The establishment of a joint commission, she said, was necessary because in the past sporadic meetings have been held between the two countries with no follow through for implementation In terms of agriculture, Granger explained that Guyana, the largest of the Caricom states, would welcome collaboration with TT which has the technology and expertise to boost agriculture to benefit the entire Caricom region.
Barbadian entrepreneurs, he noted, have already set up mega farms in the Rupununi savannahs (the size of Costa Rica) bordering Brazil, and were already exporting rice to northern Brazil.
Looking forward to Trinidadian entrepreneurs investing in Guyana, he said, “It is nothing new. West Indian entrepreneurs are already working in Guyana.” In terms of infrastructure development, he noted that TT has an advantage in engineering technology from which Guyana’s underdeveloped hinterland road network could benefit.
“In order to access, minerals, timber and tourism resources in Guyana,” he said, “we need better infrastructure, and again we are looking to collaborate with TT in engineering.” In the area of energy, he noted that Guyana has over 100 areas which could generate renewable energy.

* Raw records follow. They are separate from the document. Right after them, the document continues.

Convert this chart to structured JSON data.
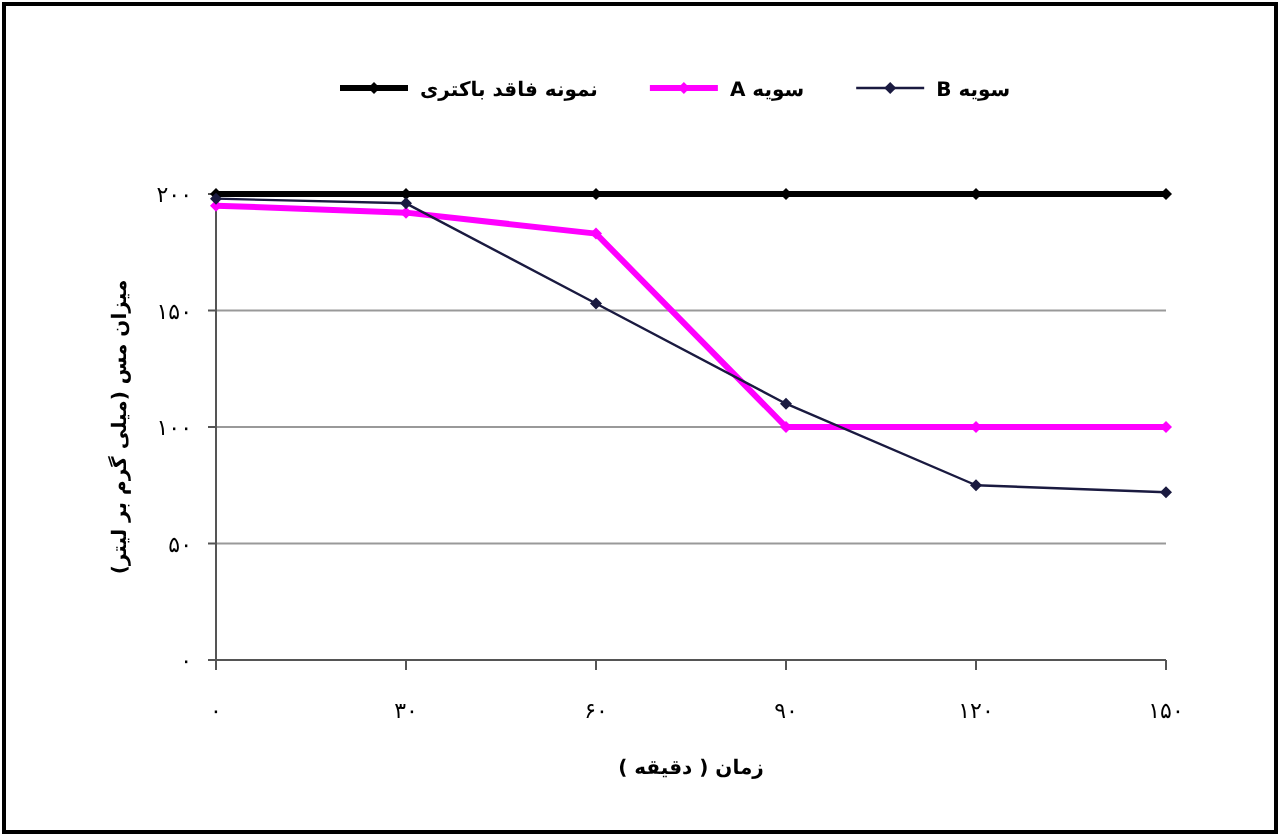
{
  "chart_data": {
    "type": "line",
    "xlabel": "زمان ( دقیقه )",
    "ylabel": "میزان مس (میلی گرم بر لیتر)",
    "x": [
      0,
      30,
      60,
      90,
      120,
      150
    ],
    "series": [
      {
        "name": "نمونه فاقد باکتری",
        "color": "#000000",
        "values": [
          200,
          200,
          200,
          200,
          200,
          200
        ]
      },
      {
        "name": "سویه A",
        "color": "#ff00ff",
        "values": [
          195,
          192,
          183,
          100,
          100,
          100
        ]
      },
      {
        "name": "سویه B",
        "color": "#1a1a40",
        "values": [
          198,
          196,
          153,
          110,
          75,
          72
        ]
      }
    ],
    "xlim": [
      0,
      150
    ],
    "ylim": [
      0,
      200
    ],
    "xticks": [
      {
        "value": 0,
        "label": "۰"
      },
      {
        "value": 30,
        "label": "۳۰"
      },
      {
        "value": 60,
        "label": "۶۰"
      },
      {
        "value": 90,
        "label": "۹۰"
      },
      {
        "value": 120,
        "label": "۱۲۰"
      },
      {
        "value": 150,
        "label": "۱۵۰"
      }
    ],
    "yticks": [
      {
        "value": 0,
        "label": "۰"
      },
      {
        "value": 50,
        "label": "۵۰"
      },
      {
        "value": 100,
        "label": "۱۰۰"
      },
      {
        "value": 150,
        "label": "۱۵۰"
      },
      {
        "value": 200,
        "label": "۲۰۰"
      }
    ],
    "grid": "y",
    "legend": "top",
    "marker": "diamond",
    "line_style": "solid"
  }
}
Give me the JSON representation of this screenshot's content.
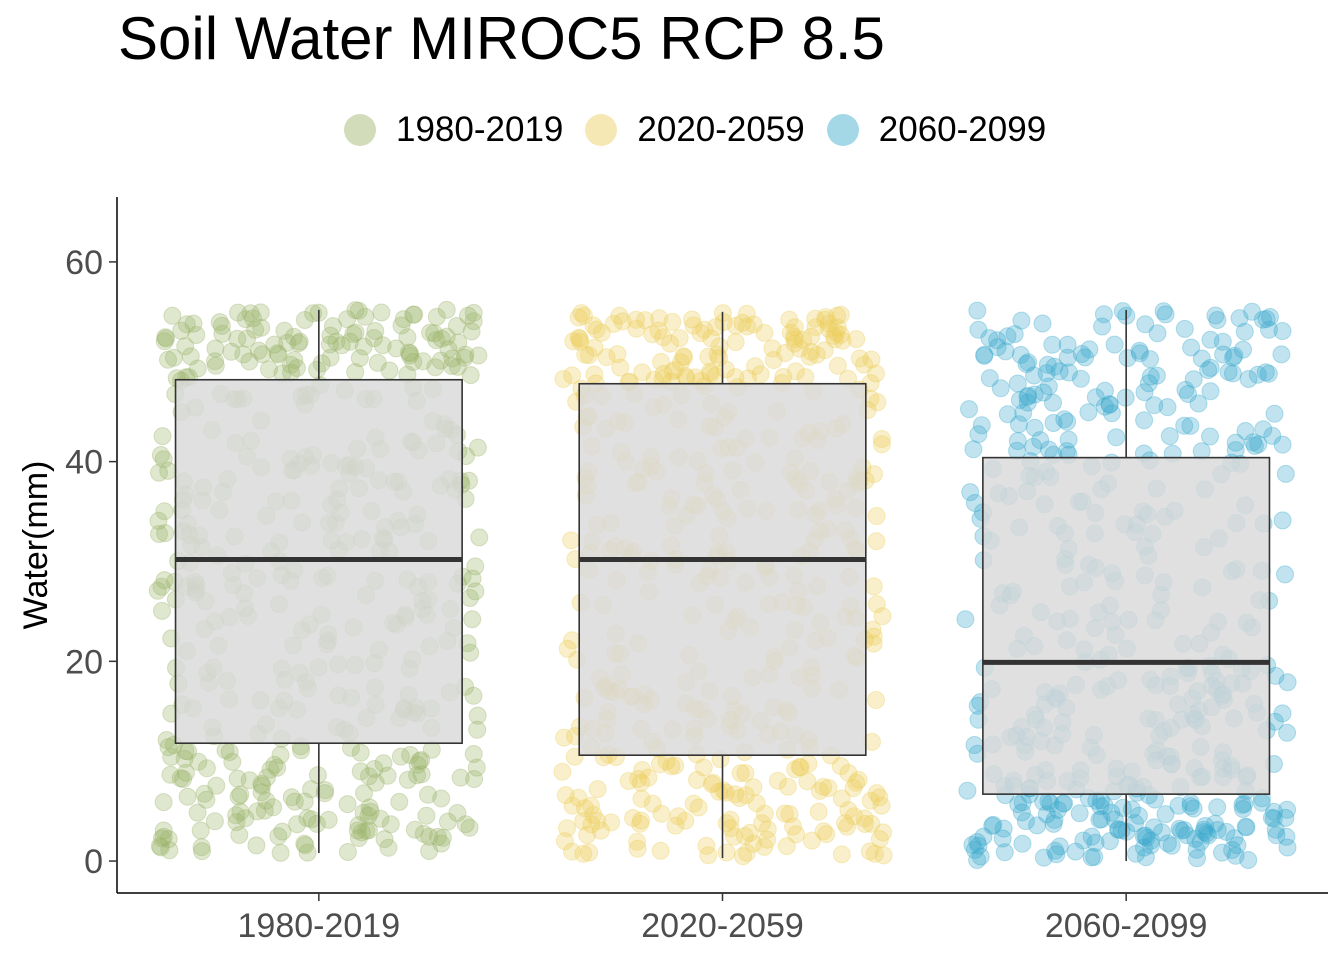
{
  "chart_data": {
    "type": "boxplot",
    "title": "Soil Water MIROC5 RCP 8.5",
    "xlabel": "",
    "ylabel": "Water(mm)",
    "ylim": [
      -3.2,
      66.5
    ],
    "yticks": [
      0,
      20,
      40,
      60
    ],
    "categories": [
      "1980-2019",
      "2020-2059",
      "2060-2099"
    ],
    "legend_position": "top",
    "grid": false,
    "series": [
      {
        "name": "1980-2019",
        "color": "#9cb36a",
        "box": {
          "min": 0.8,
          "q1": 11.8,
          "median": 30.2,
          "q3": 48.2,
          "max": 55.2
        },
        "points": {
          "count": 480,
          "ymin": 0.8,
          "ymax": 55.2
        }
      },
      {
        "name": "2020-2059",
        "color": "#eccd5b",
        "box": {
          "min": 0.3,
          "q1": 10.6,
          "median": 30.2,
          "q3": 47.8,
          "max": 55.0
        },
        "points": {
          "count": 480,
          "ymin": 0.3,
          "ymax": 55.0
        }
      },
      {
        "name": "2060-2099",
        "color": "#3aa9cc",
        "box": {
          "min": 0.0,
          "q1": 6.7,
          "median": 19.9,
          "q3": 40.4,
          "max": 55.2
        },
        "points": {
          "count": 480,
          "ymin": 0.0,
          "ymax": 55.2
        }
      }
    ]
  }
}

“We would like to collaborate with TT in those,” he said. In addition, he said TT has an advantage and expertise in petroleum and gas and with the recent oil find in Guyana’s maritime waters, TT can assist. Noting it was early days in terms of agreements in the development of Guyana’s oil sector, Granger said the discussions did not go into details, but the door was open to TT.
Persad-Bissessar noted that TT has over 100 years of expertise in oil and gas and looked forward to working out agreements with Guyana in this area.
Education, one of the main reasons why he was in Trinidad, Granger said, was a priority area to work together.
In terms of business, he said, both TT and Guyana want to see greater linkages between the private sectors in both countries, particularly in the manufacturing sector.
“Guyana is a great producer of raw materials,” he said, “and with a combination of Guyanese resources and the talent and manufacturing capabilities of TT, they could help to put the Caribbean on the world map in term of manufacturing.” “We feel these areas are going to make an important contribution to the integration movement,” Granger said.